After enduring years of criticism from impatient investors and analysts displeased that the Lockport-based banking company's stock was sputtering while the banking industry was roaring, First Niagara now is sitting in the catbird's seat while the once-mighty fall one by one.
First Niagara's stock is up 22 percent this year in a stock market that's down 25 percent. And the bank did something else equally extraordinary over the last couple of weeks: As the financial markets reeled while banks and investors hoarded their cash and waited for the next shoe to drop, First Niagara managed to raise nearly $109 million for its already well-stocked coffers by selling additional shares to investors.
"We opted to seize the moment," Koelmel says, repeating the same phrase he used a year ago after First Niagara snatched up Greater Buffalo Savings Bank in a $153 million deal to become a bigger player in the Buffalo Niagara banking market. "The dots all connect there. The stock is strong because our underlying fundamentals are strong."
It all happened quickly. The decision
,6l,7p6 to try to sell stock was made two Fridays ago. The offering was lined up early the next week. And last Wednesday, the deal closed.
Now, Koelmel is sitting pretty, with an extra $109 million in his back pocket, waiting for the right opportunity that will help First Niagara grow, either by bolstering its presence in its existing markets or by pushing into a new one.
Maybe that will mean buying more branches, if as Koelmel expects, some of the bigger banks now in the upstate market have to sell some assets to raise capital.
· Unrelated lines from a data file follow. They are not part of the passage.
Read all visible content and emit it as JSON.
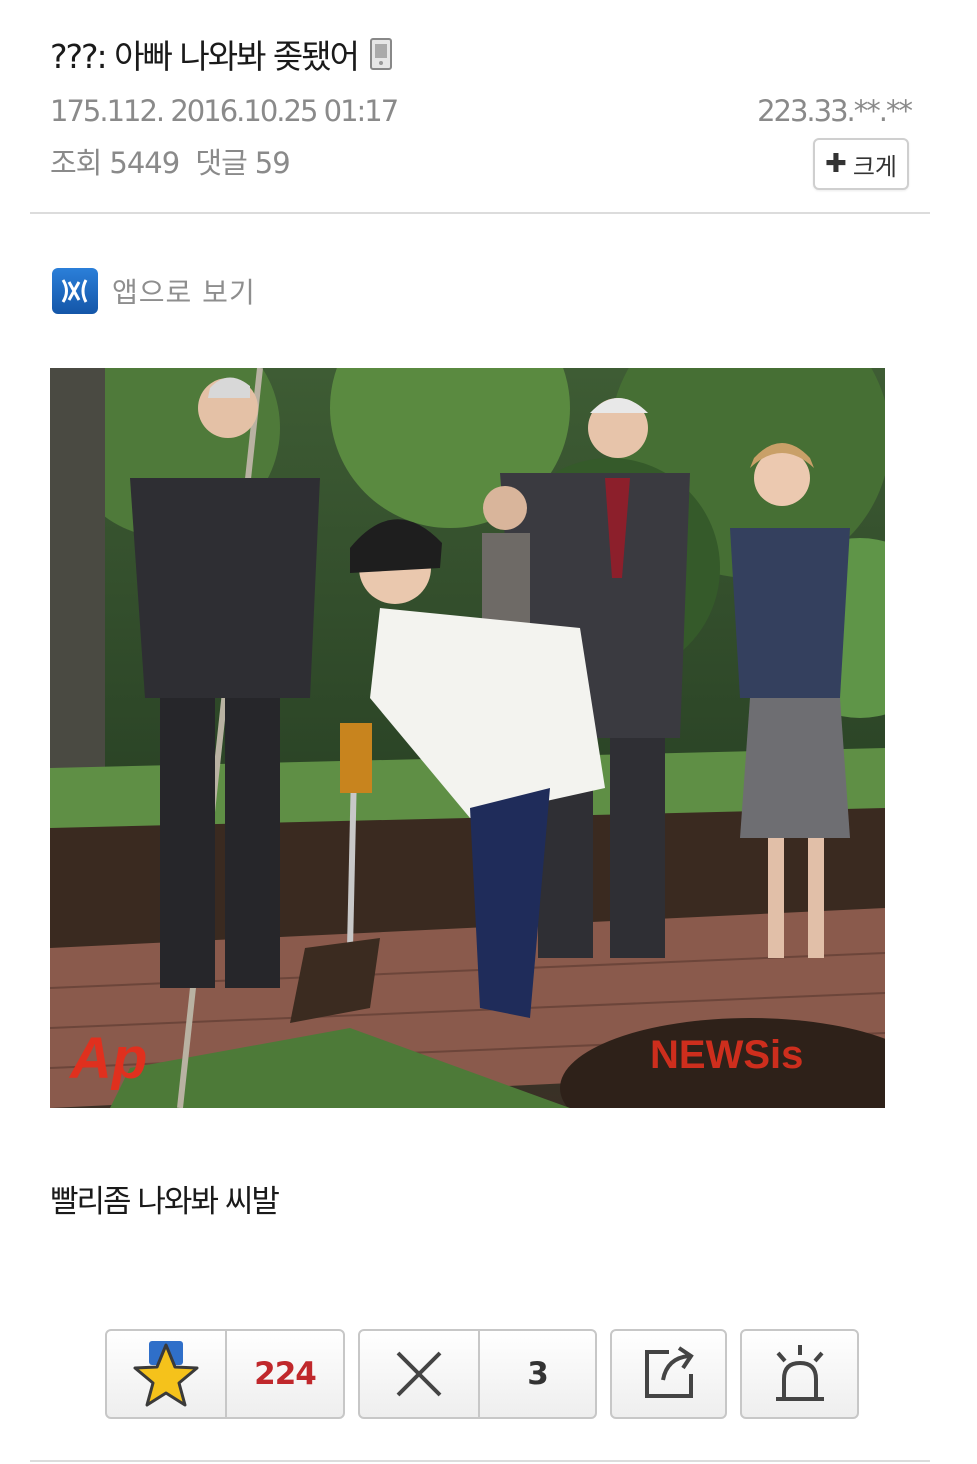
{
  "post": {
    "title": "???: 아빠 나와봐 좆됐어",
    "author_ip": "175.112.",
    "datetime": "2016.10.25 01:17",
    "views_label": "조회",
    "views": "5449",
    "comments_label": "댓글",
    "comments": "59",
    "right_ip": "223.33.**.**",
    "body_text": "빨리좀 나와봐 씨발"
  },
  "toolbar": {
    "size_label": "크게"
  },
  "app": {
    "label": "앱으로 보기"
  },
  "photo": {
    "watermark_left": "Ap",
    "watermark_right": "NEWSis"
  },
  "actions": {
    "recommend_count": "224",
    "oppose_count": "3"
  },
  "colors": {
    "recommend_count": "#c0282c",
    "app_icon": "#1f6cc4",
    "meta_text": "#8a8a8a"
  }
}
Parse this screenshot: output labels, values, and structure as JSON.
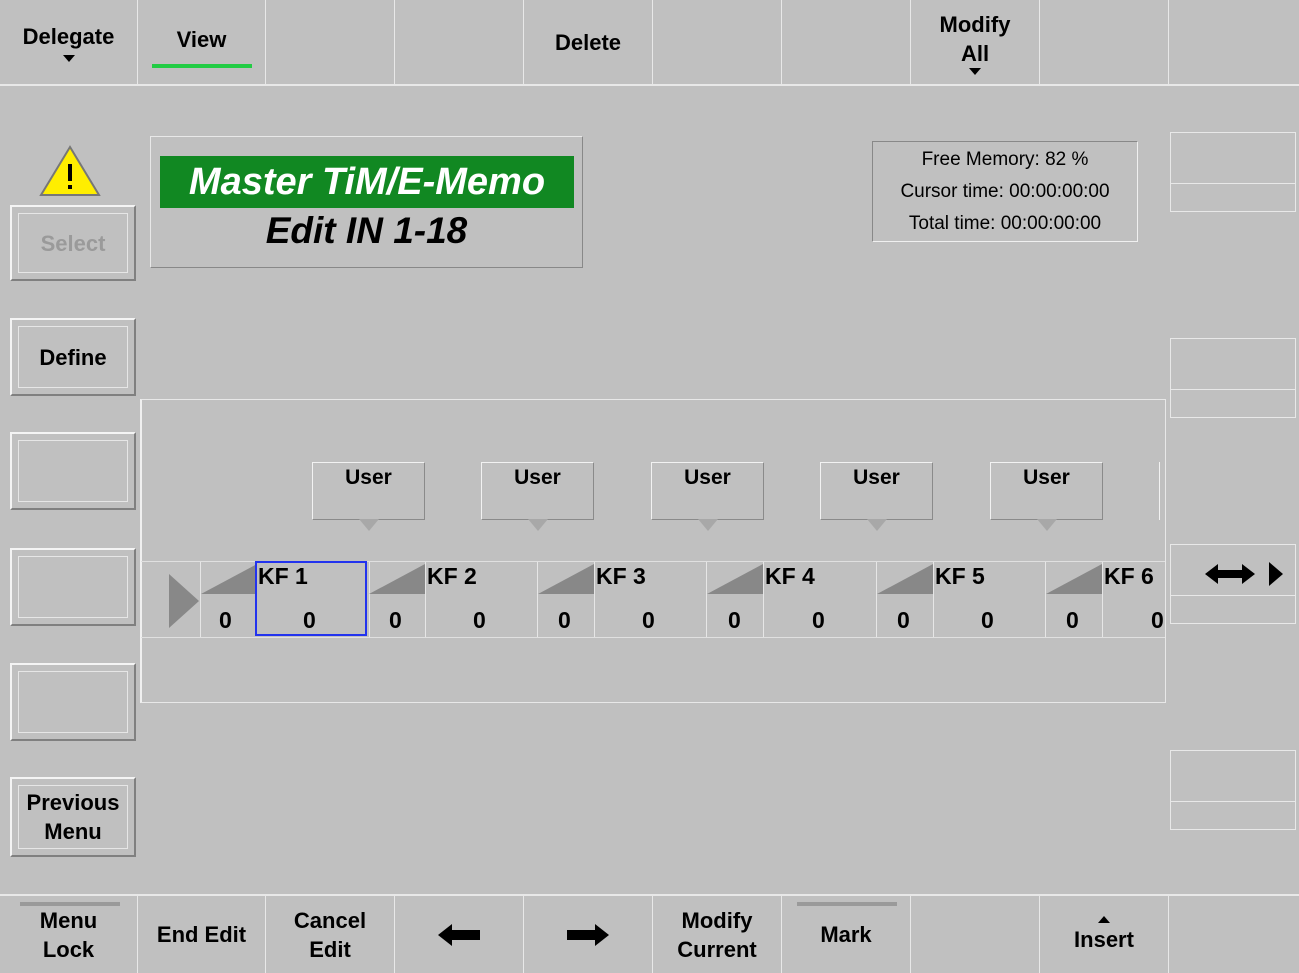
{
  "top_menu": {
    "delegate": "Delegate",
    "view": "View",
    "delete": "Delete",
    "modify_line1": "Modify",
    "modify_line2": "All"
  },
  "left_menu": {
    "select": "Select",
    "define": "Define",
    "previous_line1": "Previous",
    "previous_line2": "Menu"
  },
  "title": {
    "main": "Master TiM/E-Memo",
    "sub": "Edit IN 1-18"
  },
  "info": {
    "free_memory": "Free Memory: 82 %",
    "cursor_time": "Cursor time: 00:00:00:00",
    "total_time": "Total time: 00:00:00:00"
  },
  "timeline": {
    "user_label": "User",
    "keyframes": [
      {
        "label": "KF 1",
        "ramp_value": "0",
        "value": "0"
      },
      {
        "label": "KF 2",
        "ramp_value": "0",
        "value": "0"
      },
      {
        "label": "KF 3",
        "ramp_value": "0",
        "value": "0"
      },
      {
        "label": "KF 4",
        "ramp_value": "0",
        "value": "0"
      },
      {
        "label": "KF 5",
        "ramp_value": "0",
        "value": "0"
      },
      {
        "label": "KF 6",
        "ramp_value": "0",
        "value": "0"
      }
    ],
    "selected_keyframe": 1
  },
  "bottom_menu": {
    "menu_lock_line1": "Menu",
    "menu_lock_line2": "Lock",
    "end_edit": "End Edit",
    "cancel_line1": "Cancel",
    "cancel_line2": "Edit",
    "modify_current_line1": "Modify",
    "modify_current_line2": "Current",
    "mark": "Mark",
    "insert": "Insert"
  },
  "icons": [
    "warning-icon",
    "left-arrow-icon",
    "right-arrow-icon",
    "scroll-arrows-icon",
    "play-triangle-icon"
  ],
  "colors": {
    "title_bg": "#118822",
    "active_indicator": "#22cc44",
    "selection": "#2233ee",
    "warning": "#ffee00"
  }
}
Maybe it will be an outright acquisition. Maybe it will mean buying other bank operations at distressed prices. Maybe it will mean using that extra capital to expand First Niagara's own base.
"Our first priority is organic growth," Koelmel says. "Our primary focus continues to be on the upstate market where we're already doing business."
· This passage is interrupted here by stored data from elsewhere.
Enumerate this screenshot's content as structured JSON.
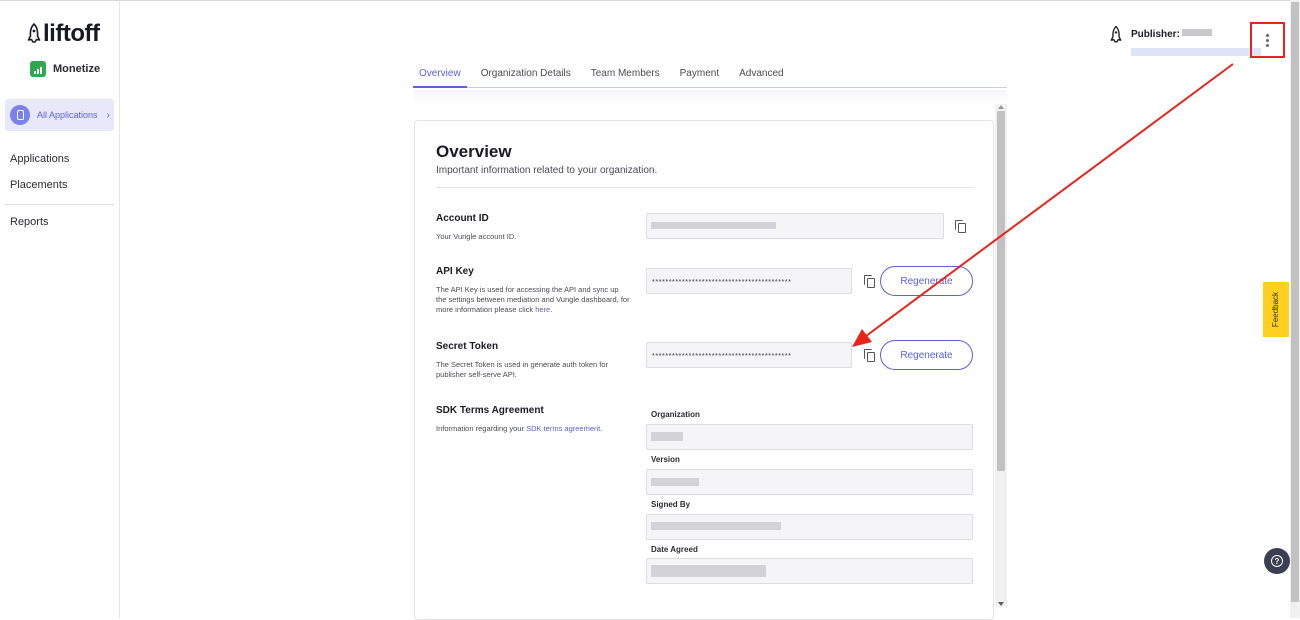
{
  "brand": {
    "logo_text": "liftoff",
    "product": "Monetize"
  },
  "sidebar": {
    "app_selector": "All Applications",
    "items": [
      {
        "label": "Applications"
      },
      {
        "label": "Placements"
      },
      {
        "label": "Reports"
      }
    ]
  },
  "header": {
    "publisher_label": "Publisher:"
  },
  "tabs": [
    "Overview",
    "Organization Details",
    "Team Members",
    "Payment",
    "Advanced"
  ],
  "overview": {
    "title": "Overview",
    "subtitle": "Important information related to your organization.",
    "account_id": {
      "title": "Account ID",
      "desc": "Your Vungle account ID."
    },
    "api_key": {
      "title": "API Key",
      "desc": "The API Key is used for accessing the API and sync up the settings between mediation and Vungle dashboard, for more information please click ",
      "link": "here",
      "desc_end": ".",
      "value": "******************************************",
      "button": "Regenerate"
    },
    "secret_token": {
      "title": "Secret Token",
      "desc": "The Secret Token is used in generate auth token for publisher self-serve API.",
      "value": "******************************************",
      "button": "Regenerate"
    },
    "sdk_terms": {
      "title": "SDK Terms Agreement",
      "desc": "Information regarding your ",
      "link": "SDK terms agreement",
      "desc_end": ".",
      "fields": [
        "Organization",
        "Version",
        "Signed By",
        "Date Agreed"
      ]
    }
  },
  "feedback_label": "Feedback",
  "colors": {
    "accent": "#5a61d9",
    "brand_green": "#2fa84f",
    "annotation_red": "#e8251c",
    "feedback_yellow": "#ffd01f"
  }
}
The stock sale and First Niagara's revived stock price "sends a loud and clear message" to the bank's customers and investors, Koelmel says. "We will have the capacity to continue to lend and to continue to grow."
That's pretty standard, but it stands out now because so many bankers have headed for the bunkers to ride out the financial storm.
In times like this, it's good to have cash, and that's exactly what Koelmel has. "I have no doubt that things will continue to get worse," he says. "I think the capital markets will continue to be skittish."
That cash also will come in handy if, as Koelmel expects, banking regulators increase capital requirements. "The market gave us an opportunity to raise a nice slug of capital and put that issue behind us for the next couple of years," he says.
What a change a year makes. Last fall, some investors thought First Niagara should put itself up for sale to bring at least some upside to shareholders whose investment, up to that point, had underperformed the Standard & Poor's mid-cap financials index by 45 percentage points. Now, that shortfall is down to about 22 percent and closing.
Since early last year, First Niagara has been cutting costs to bolster its profits. And now, doing business in the stable yet fairly stagnant upstate economy looks a lot better to investors burned by bad loans in the nation's go-go markets.
"We were initially defending how we could be successful and grow in a market like upstate New York, where there is little or no growth," Koelmel says. "Now, people smile when they talk about doing business in upstate New York."
Now that times are getting tougher, Koelmel says, "our story plays pretty well."